Een belangrijke katalysator in deze culturele renaissance van Europese stationssteden is de komst van de snelle railverbindingen tussen Europese stadsharten. Dit pleit eens te meer voor een volwaardige HSL-Oost (zie kader). Volgens Bertolini moeten we het station dan ook niet langer zien als louter een plek waar reizigers een reis beginnen of eindigen maar veel meer als een centrale ontmoetingsplek in de stad omdat daar nu eenmaal allemaal verkeersstromen elkaar kruisen.
(Luca Bertolini, Carey Curtis and John Renne: Station Area project in Europe and Beyond: Towards a Transit Oriented Development? In Built Environment vol 38, no 1. Luca Bertolini en Tejo Spit. Cities on rails – the redevelopment of railway station areas. E&FN SPON/Routledge, London, 1998, ISBN 0-203-98043-3 e-book en 0 419 22760 1 print)
[KADER Groene trein]
[FOTOBIJSCHRIFT] [intercity-in-onweersbui.jpg] Treinen groener maken is niet gemakkelijk; ze zijn al behoorlijk groen. (Foto: NS)
De Groene Trein
Het lijkt niet waarschijnlijk dat treinen snel zullen ‘vergroenen’. Er is eerder veel meer milieuwinst te halen met invoering van ERTMS/ETCS en 3000 volt gelijkstroom voor de tractie. (zie kaders). Railforum, een vereniging van bedrijven en organisaties uit de railsector, publiceerde begin dit jaar een rapport over het terugdringen van het energieverbruik van treinen.
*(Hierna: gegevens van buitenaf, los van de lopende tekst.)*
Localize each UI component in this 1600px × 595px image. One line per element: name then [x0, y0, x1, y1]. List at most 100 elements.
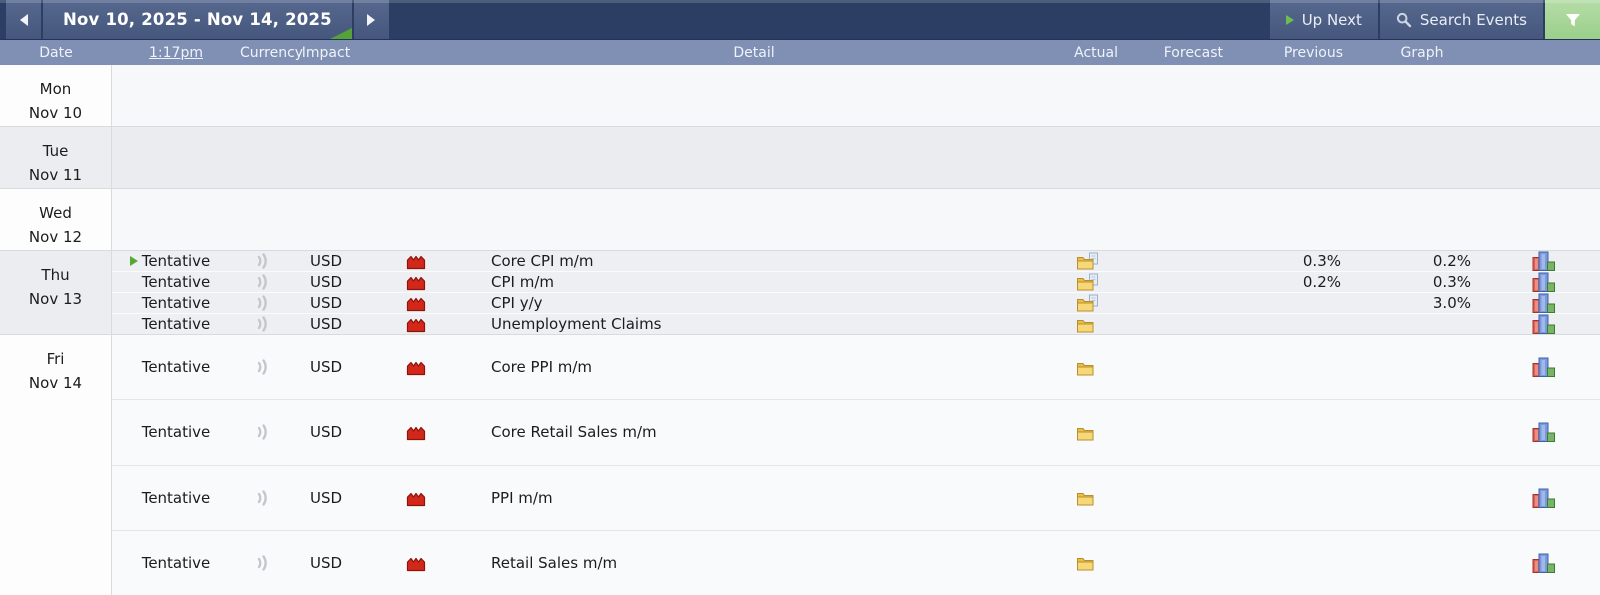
- bar-graph-icon: [1532, 422, 1555, 443]
- graph-button[interactable]: [1487, 357, 1600, 378]
- event-impact-cell[interactable]: [366, 252, 466, 270]
- event-alert-cell[interactable]: [240, 272, 286, 292]
- event-alert-cell[interactable]: [240, 553, 286, 573]
- column-header-previous: Previous: [1283, 44, 1343, 61]
- event-time: Tentative: [141, 358, 211, 377]
- event-row[interactable]: Tentative USD Retail Sales m/m: [112, 529, 1600, 595]
- column-header-actual: Actual: [1074, 44, 1118, 61]
- column-header-forecast: Forecast: [1163, 44, 1223, 61]
- event-row[interactable]: Tentative USD Core CPI m/m: [112, 251, 1600, 271]
- graph-button[interactable]: [1487, 272, 1600, 292]
- detail-open-button[interactable]: [1042, 553, 1132, 572]
- event-time-cell: Tentative: [112, 294, 240, 312]
- detail-open-button[interactable]: [1042, 315, 1132, 334]
- event-impact-cell[interactable]: [366, 358, 466, 376]
- event-alert-cell[interactable]: [240, 251, 286, 271]
- event-currency: USD: [309, 488, 343, 507]
- event-impact-cell[interactable]: [366, 423, 466, 441]
- event-impact-cell[interactable]: [366, 315, 466, 333]
- day-events: [112, 65, 1600, 126]
- graph-button[interactable]: [1487, 553, 1600, 573]
- detail-open-button[interactable]: [1042, 252, 1132, 271]
- event-time-cell: Tentative: [112, 273, 240, 291]
- search-events-label: Search Events: [1419, 10, 1527, 29]
- event-alert-cell[interactable]: [240, 293, 286, 313]
- event-time: Tentative: [141, 488, 211, 507]
- detail-folder-icon: [1076, 319, 1093, 332]
- detail-folder-icon: [1076, 558, 1093, 571]
- graph-button[interactable]: [1487, 488, 1600, 508]
- event-row[interactable]: Tentative USD CPI y/y: [112, 292, 1600, 313]
- date-cell: Wed Nov 12: [0, 189, 112, 250]
- event-time: Tentative: [141, 315, 211, 333]
- event-alert-cell[interactable]: [240, 488, 286, 508]
- detail-folder-icon: [1076, 294, 1098, 311]
- column-header-impact: Impact: [301, 44, 351, 61]
- detail-open-button[interactable]: [1042, 273, 1132, 292]
- date-cell: Thu Nov 13: [0, 251, 112, 334]
- current-time-link[interactable]: 1:17pm: [149, 44, 203, 61]
- event-time-cell: Tentative: [112, 554, 240, 572]
- day-date: Nov 12: [28, 228, 83, 246]
- day-date: Nov 10: [28, 104, 83, 122]
- day-date: Nov 11: [28, 166, 83, 184]
- detail-open-button[interactable]: [1042, 488, 1132, 507]
- column-header-graph: Graph: [1400, 44, 1444, 61]
- detail-folder-icon: [1076, 273, 1098, 290]
- sound-alert-icon: [257, 424, 267, 441]
- event-alert-cell[interactable]: [240, 357, 286, 377]
- sound-alert-icon: [257, 489, 267, 506]
- detail-open-button[interactable]: [1042, 358, 1132, 377]
- event-currency: USD: [309, 553, 343, 572]
- graph-button[interactable]: [1487, 251, 1600, 271]
- bar-graph-icon: [1532, 488, 1555, 508]
- event-currency: USD: [309, 294, 343, 312]
- detail-open-button[interactable]: [1042, 423, 1132, 442]
- event-impact-cell[interactable]: [366, 273, 466, 291]
- column-header-date: Date: [39, 44, 73, 61]
- graph-button[interactable]: [1487, 422, 1600, 443]
- graph-button[interactable]: [1487, 293, 1600, 313]
- day-block: Thu Nov 13 Tentative USD: [0, 251, 1600, 335]
- event-previous: 0.2%: [1432, 252, 1471, 270]
- event-currency: USD: [309, 273, 343, 291]
- bar-graph-icon: [1532, 553, 1555, 573]
- filter-funnel-icon: [1565, 13, 1580, 26]
- detail-open-button[interactable]: [1042, 294, 1132, 313]
- detail-folder-icon: [1076, 362, 1093, 376]
- next-week-button[interactable]: [353, 0, 389, 39]
- previous-week-button[interactable]: [6, 0, 41, 39]
- date-cell: Mon Nov 10: [0, 65, 112, 126]
- event-row[interactable]: Tentative USD CPI m/m: [112, 271, 1600, 292]
- graph-button[interactable]: [1487, 314, 1600, 334]
- event-row[interactable]: Tentative USD Core PPI m/m: [112, 335, 1600, 399]
- filter-button[interactable]: [1545, 0, 1600, 39]
- date-range-button[interactable]: Nov 10, 2025 - Nov 14, 2025: [43, 0, 352, 39]
- event-row[interactable]: Tentative USD Core Retail Sales m/m: [112, 399, 1600, 464]
- day-date: Nov 13: [28, 290, 83, 308]
- event-time: Tentative: [141, 294, 211, 312]
- event-time-cell: Tentative: [112, 423, 240, 441]
- sound-alert-icon: [257, 316, 267, 332]
- event-impact-cell[interactable]: [366, 489, 466, 507]
- bar-graph-icon: [1532, 357, 1555, 378]
- search-events-button[interactable]: Search Events: [1379, 0, 1543, 39]
- high-impact-icon: [406, 297, 426, 312]
- event-impact-cell[interactable]: [366, 294, 466, 312]
- event-row[interactable]: Tentative USD Unemployment Claims: [112, 313, 1600, 334]
- column-header-detail: Detail: [733, 44, 775, 61]
- event-alert-cell[interactable]: [240, 422, 286, 442]
- event-row[interactable]: Tentative USD PPI m/m: [112, 464, 1600, 530]
- day-name: Thu: [41, 266, 70, 284]
- event-currency: USD: [309, 315, 343, 333]
- event-name: CPI y/y: [491, 294, 543, 312]
- event-alert-cell[interactable]: [240, 314, 286, 334]
- event-impact-cell[interactable]: [366, 554, 466, 572]
- sound-alert-icon: [257, 274, 267, 290]
- high-impact-icon: [406, 492, 426, 506]
- title-bar: Nov 10, 2025 - Nov 14, 2025 Up Next Sear…: [0, 0, 1600, 40]
- search-icon: [1396, 12, 1412, 27]
- column-header-time: 1:17pm: [112, 45, 240, 61]
- up-next-button[interactable]: Up Next: [1269, 0, 1378, 39]
- date-cell: Fri Nov 14: [0, 335, 112, 595]
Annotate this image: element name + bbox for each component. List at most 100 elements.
Er kan wel iets, maar niet heel veel.
Om te beginnen gaan treinen dertig tot veertig jaar mee. Als ze in vijftien jaar konden worden afgeschreven, dan is het mogelijk eerder volgens de nieuwste inzichten ontworpen en gebouwde treinen te kopen. Zo’n nieuwe trein is ongeveer 5% zuiniger maar die winst wordt teniet gedaan door het sneller slopen en reclycen van het materiaal, wat immers ook energie kost.
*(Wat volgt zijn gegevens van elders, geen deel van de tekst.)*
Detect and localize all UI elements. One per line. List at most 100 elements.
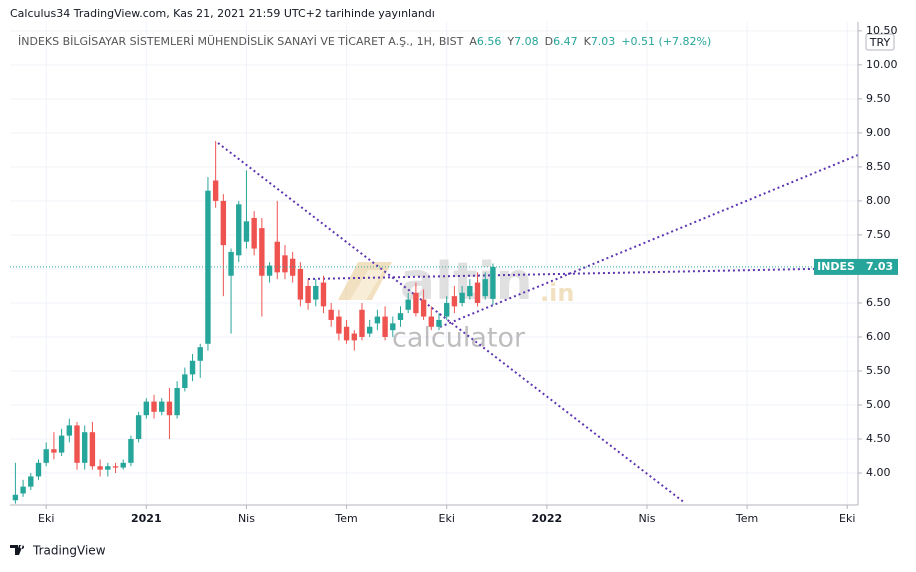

Gewicht en aerodynamische vorm zijn de voornaamste factoren die het energieverbruik bepalen. Bij modernisering van bestaand materiaal valt via gewichtvermindering maximaal 0,5% energiebesparing te realiseren (Nieuwe treinstellen zijn vaak zelfs zwaarder door hogere veiligheid- en comforteisen.) Een gewichtvermindering van 100 kg levert slecht 0,07 % energiebesparing op. Een stalen casco bij nieuwbouw vervangen door aluminium levert 5% energiebesparing op, maar de reparatiekosten na een botsing zijn veel hoger en in menig geval is verwrongen aluminium niet te herstellen en moet de trein of tram worden afgeschreven: kost heel veel energie.
Beter stroomlijnen van treinen levert iets meer op: zo’n 2% als je bestaand materieel tijdens groot onderhoud flink onder handen neemt en zo’n 4% als je een trein nieuw kunt ontwerpen. Echter, met een slimme bedrijfsvoering valt wel 17% te besparen. Dan zorgt een trein er bijvoorbeeld voor dat hij een kwartier nadat hij niet meer wordt gebruikt automatisch in een ‘sluimertoestand’ schiet. Wat ook zoden aan de dijk zet is als de inbouw van systemen gebeurt met modules in een standaardafmeting. Technologie die bij de aanschaf van de trein nog niet betrouwbaar zijn maar wel veelbelovend, kan dan in een later stadium alsnog worden ingebouwd. Denk aan de IGBT-technologie (transistoren die hoge vermogens kunnen schakelen met zeer kleine microprocessorspanningen) of nieuwe LED-lichtarmaturen en accutechnologie.
(Railforum, februari 2012: Energieverbruik Treinen, inzicht en maatregelen).